MathEDU: Feedback Generation on Problem-Solving Processes for Mathematical Learning Support
Wei-Ling Hsu, Yu-Chien Tang, An-Zi Yen
TL;DR
The paper addresses trustworthy AI-assisted feedback in mathematics education by introducing MathEDU, a dataset of authentic student problem-solving processes paired with teacher feedback. It defines three hierarchical tasks—answer correctness classification, error identification, and feedback generation—and evaluates prompting and LoRA-based fine-tuning across multiple LLMs. Results show that fine-tuning improves correctness judgments and error localization, but generating targeted, pedagogically useful feedback remains difficult and frequently diverges from teacher guidance.
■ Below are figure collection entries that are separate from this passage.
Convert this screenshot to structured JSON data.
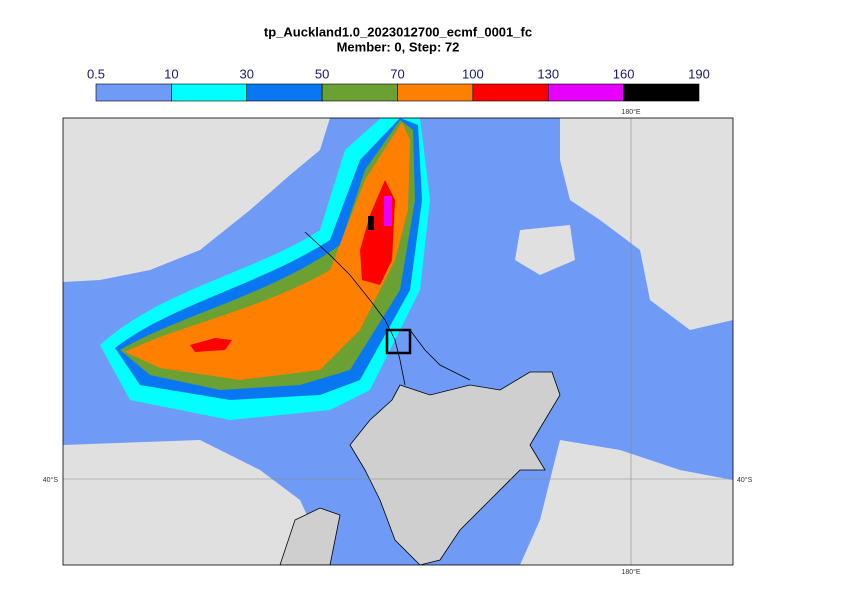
{
  "title": "tp_Auckland1.0_2023012700_ecmf_0001_fc",
  "subtitle": "Member: 0, Step: 72",
  "colorbar": {
    "ticks": [
      0.5,
      10,
      30,
      50,
      70,
      100,
      130,
      160,
      190
    ],
    "colors": [
      "#6f9bf7",
      "#00ffff",
      "#0a77f2",
      "#6aa132",
      "#ff8000",
      "#ff0000",
      "#e600ff",
      "#000000"
    ]
  },
  "graticule": {
    "lon_label": "180°E",
    "lat_label": "40°S"
  }
}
The work highlights the need for pedagogy-aware AI systems and larger, more diverse datasets to bridge the gap between model outputs and effective classroom feedback, with practical implications for scalable math tutoring and assessment.
Abstract
The increasing reliance on Large Language Models (LLMs) across various domains extends to education, where students progressively use generative AI as a tool for learning. While prior work has examined LLMs' mathematical ability, their reliability in grading authentic student problem-solving processes and delivering effective feedback remains underexplored. This study introduces MathEDU, a dataset consisting of student problem-solving processes in mathematics and corresponding teacher-written feedback. We systematically evaluate the reliability of various models across three hierarchical tasks: answer correctness classification, error identification, and feedback generation. Experimental results show that fine-tuning strategies effectively improve performance in classifying correctness and locating erroneous steps. However, the generated feedback across models shows a considerable gap from teacher-written feedback. Critically, the generated feedback is often verbose and fails to provide targeted explanations for the student's underlying misconceptions. This emphasizes the urgent need for trustworthy and pedagogy-aware AI feedback in education.